Pierre exhales, blinks, and suddenly Charles is standing before him. He’s still smiling. “Pierre,” he repeats, reaching out to rest a hand on Pierre’s shoulder. He’s warm—it bleeds through the fabric of Pierre’s uniform and settles over his skin, something that is so typically Charles and yet sends a shiver of something inexplicable up his spine nevertheless.
And then Charles moves even closer, hand still pressed into Pierre’s shoulder, eyes searching Pierre’s face, a quiet urgency behind them even though Pierre can’t imagine—this is—
“Pierre.” Charles’ eyes keep moving to his lips and back up to meet his gaze. Over and over, and Pierre is suddenly breathless because Charles sinks in to close the final remaining space between them and Pierre lets him.

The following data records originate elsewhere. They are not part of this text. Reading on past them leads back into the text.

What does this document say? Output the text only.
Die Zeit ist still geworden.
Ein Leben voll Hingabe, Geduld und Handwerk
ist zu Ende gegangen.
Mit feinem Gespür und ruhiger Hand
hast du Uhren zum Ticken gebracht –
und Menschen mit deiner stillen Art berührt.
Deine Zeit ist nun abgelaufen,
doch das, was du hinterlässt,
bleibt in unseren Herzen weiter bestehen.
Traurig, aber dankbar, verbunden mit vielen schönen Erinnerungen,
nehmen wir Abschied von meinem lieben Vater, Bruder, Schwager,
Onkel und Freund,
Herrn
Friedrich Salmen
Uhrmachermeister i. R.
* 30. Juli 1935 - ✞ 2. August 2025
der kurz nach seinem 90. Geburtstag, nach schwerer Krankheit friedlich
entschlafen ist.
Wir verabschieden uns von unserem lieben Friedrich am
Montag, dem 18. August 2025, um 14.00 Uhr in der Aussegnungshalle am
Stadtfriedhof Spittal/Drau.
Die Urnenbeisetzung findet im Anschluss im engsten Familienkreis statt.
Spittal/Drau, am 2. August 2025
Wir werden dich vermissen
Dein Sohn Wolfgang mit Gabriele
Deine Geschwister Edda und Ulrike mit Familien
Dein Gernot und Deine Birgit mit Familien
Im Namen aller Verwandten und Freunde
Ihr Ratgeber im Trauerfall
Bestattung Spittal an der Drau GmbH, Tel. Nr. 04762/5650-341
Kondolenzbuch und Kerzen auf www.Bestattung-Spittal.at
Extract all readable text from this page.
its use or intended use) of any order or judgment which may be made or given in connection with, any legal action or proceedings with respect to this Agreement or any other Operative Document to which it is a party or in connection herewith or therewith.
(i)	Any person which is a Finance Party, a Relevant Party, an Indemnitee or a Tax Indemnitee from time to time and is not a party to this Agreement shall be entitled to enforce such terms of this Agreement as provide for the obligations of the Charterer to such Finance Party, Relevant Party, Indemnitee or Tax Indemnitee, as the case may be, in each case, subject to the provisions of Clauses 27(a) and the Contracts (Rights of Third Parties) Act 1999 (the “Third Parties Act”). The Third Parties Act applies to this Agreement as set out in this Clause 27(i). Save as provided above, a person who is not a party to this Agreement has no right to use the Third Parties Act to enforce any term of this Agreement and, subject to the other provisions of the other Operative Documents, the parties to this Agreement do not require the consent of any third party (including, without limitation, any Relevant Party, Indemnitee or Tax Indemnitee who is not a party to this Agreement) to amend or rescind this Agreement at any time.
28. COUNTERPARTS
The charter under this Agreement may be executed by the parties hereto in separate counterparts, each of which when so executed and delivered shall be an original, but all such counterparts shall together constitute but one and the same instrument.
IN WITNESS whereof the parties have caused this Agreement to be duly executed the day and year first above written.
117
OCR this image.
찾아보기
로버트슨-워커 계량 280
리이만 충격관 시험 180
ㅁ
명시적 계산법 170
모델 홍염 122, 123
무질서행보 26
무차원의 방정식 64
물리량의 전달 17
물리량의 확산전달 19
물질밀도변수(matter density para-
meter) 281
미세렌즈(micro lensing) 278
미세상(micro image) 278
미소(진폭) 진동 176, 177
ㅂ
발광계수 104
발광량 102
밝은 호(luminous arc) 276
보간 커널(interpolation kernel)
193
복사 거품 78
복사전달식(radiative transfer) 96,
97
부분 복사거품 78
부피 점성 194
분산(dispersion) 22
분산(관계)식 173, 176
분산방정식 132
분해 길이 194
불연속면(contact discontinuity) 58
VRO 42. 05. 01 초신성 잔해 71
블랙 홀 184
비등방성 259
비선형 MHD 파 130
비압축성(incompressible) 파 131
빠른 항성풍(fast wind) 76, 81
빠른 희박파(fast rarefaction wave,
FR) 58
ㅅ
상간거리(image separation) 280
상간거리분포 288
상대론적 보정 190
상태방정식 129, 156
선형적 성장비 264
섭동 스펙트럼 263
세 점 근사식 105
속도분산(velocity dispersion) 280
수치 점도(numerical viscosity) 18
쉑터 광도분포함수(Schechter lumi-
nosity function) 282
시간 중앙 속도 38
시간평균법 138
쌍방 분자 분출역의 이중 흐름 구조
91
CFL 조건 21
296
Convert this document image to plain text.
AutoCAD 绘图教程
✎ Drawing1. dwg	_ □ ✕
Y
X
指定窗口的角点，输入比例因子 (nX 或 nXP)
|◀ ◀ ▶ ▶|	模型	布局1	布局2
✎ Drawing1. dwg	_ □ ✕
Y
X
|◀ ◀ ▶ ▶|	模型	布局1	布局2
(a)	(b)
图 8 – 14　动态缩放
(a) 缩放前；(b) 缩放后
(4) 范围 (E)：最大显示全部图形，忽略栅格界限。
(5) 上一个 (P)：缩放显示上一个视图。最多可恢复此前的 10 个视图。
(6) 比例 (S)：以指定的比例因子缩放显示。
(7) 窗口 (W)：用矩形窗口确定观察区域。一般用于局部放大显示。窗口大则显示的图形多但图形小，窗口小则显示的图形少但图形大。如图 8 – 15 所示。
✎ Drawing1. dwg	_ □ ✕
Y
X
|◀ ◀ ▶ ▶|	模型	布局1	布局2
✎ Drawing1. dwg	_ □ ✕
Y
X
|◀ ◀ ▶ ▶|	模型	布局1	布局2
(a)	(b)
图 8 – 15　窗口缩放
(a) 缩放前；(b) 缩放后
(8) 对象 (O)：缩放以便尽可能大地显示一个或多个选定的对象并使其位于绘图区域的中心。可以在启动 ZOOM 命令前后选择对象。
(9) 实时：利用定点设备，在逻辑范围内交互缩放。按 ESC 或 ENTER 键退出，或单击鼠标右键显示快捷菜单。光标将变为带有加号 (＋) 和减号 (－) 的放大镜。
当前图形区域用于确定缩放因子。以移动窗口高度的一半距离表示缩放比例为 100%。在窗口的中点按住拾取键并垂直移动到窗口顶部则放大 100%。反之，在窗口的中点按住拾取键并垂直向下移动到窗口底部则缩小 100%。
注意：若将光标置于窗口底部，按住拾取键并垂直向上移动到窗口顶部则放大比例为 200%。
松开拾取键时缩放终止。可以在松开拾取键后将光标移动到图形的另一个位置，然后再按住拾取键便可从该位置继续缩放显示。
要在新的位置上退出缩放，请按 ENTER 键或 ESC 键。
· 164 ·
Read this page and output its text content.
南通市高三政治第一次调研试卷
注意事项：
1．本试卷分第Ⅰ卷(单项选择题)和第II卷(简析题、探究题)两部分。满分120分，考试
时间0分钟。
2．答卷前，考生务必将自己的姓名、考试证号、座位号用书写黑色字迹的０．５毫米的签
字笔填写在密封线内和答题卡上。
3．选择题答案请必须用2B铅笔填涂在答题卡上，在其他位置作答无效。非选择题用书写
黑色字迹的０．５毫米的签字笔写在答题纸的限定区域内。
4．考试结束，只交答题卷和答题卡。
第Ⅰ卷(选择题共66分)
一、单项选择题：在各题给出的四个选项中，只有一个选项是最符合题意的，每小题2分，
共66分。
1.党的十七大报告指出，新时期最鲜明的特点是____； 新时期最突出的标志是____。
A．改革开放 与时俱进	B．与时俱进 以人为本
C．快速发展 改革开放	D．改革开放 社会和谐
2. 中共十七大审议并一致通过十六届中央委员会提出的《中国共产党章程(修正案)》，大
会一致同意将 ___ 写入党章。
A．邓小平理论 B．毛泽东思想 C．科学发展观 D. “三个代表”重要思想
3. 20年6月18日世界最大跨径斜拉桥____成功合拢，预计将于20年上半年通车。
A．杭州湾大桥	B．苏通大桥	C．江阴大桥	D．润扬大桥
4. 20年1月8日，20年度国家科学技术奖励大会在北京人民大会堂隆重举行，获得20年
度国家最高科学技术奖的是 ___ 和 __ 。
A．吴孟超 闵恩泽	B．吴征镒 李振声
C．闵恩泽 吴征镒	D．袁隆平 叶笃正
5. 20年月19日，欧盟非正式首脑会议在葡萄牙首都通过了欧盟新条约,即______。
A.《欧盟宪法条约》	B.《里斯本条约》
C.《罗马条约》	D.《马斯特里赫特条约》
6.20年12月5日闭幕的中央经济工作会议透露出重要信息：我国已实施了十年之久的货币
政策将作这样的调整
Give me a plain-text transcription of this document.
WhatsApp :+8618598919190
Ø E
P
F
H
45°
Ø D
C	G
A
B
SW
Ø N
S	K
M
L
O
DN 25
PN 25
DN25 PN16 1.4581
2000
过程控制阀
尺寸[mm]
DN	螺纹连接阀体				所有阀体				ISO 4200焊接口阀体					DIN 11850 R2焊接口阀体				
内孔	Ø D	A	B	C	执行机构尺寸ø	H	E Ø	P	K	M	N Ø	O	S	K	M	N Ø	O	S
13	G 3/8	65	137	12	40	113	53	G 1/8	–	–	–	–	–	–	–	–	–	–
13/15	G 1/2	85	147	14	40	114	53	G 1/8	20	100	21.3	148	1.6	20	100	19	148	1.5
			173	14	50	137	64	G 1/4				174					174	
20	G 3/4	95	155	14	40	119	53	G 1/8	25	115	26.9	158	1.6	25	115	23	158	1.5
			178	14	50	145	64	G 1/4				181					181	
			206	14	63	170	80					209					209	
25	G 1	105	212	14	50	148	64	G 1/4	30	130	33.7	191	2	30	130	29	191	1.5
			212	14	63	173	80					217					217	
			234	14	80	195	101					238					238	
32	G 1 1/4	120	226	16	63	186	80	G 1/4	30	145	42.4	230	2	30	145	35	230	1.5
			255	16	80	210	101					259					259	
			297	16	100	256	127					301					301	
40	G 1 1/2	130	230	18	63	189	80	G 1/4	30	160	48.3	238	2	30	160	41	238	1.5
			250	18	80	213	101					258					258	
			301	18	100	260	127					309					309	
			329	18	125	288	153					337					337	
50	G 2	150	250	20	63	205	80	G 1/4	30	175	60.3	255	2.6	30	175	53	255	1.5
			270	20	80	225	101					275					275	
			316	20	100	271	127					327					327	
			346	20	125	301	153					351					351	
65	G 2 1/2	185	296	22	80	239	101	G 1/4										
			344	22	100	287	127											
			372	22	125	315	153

During the most tumultuous evening of Pierre’s naval career, Charles kisses him full on the mouth, cautious but unapologetic, and Pierre lets him. Arms still at his sides, he allows Charles to kiss him for a beat and then realizes, belatedly, that he—he wants to kiss Charles back.
So he does.
He’s careful, too, of course; he’s slow to slide his hands up Charles’ sides and let them settle on his back, a place so familiar to him and yet so impossibly different in the here and now. He’s kissing Charles. His closest friend, another man, an officer of the navy who has a wife at home that Pierre cherishes his relationship with. Pierre has a wife—or a woman that will be his wife, anyway, not that he’s ever been one to indulge in that fantasy. But this feels…right, somehow. Charles fits so perfectly against him. Charles kisses him and has found a way to speak through it.
Thank you, he seems to say, for defending me. Tongue gliding over his bottom lip, unoccupied hand now settled delicately at Pierre’s cheek, Charles continues to kiss him like this is something they can do. Like this is something they can have.
Like this is something they can come back from.
“Pierre,” Charles whispers when he pulls away, voice barely audible even though he’s not even a hairsbreadth away.
Finally, finally, Pierre’s voice seems to return to him. “Charles,” he answers, allowing his hand to come up and cradle his friend’s cheek as if a mirror. “Charles. I—” and then he stops, because. What can he say? What could he possibly say, after this? Pierre has promised his life to Charles. However he needs him, Pierre will be there.
When he moves forward to initiate the next kiss, just as careful and hesitant as the first, Pierre realizes that this, too, is his. Whatever has just shifted between them—it is Charles’, entirely and without hesitation.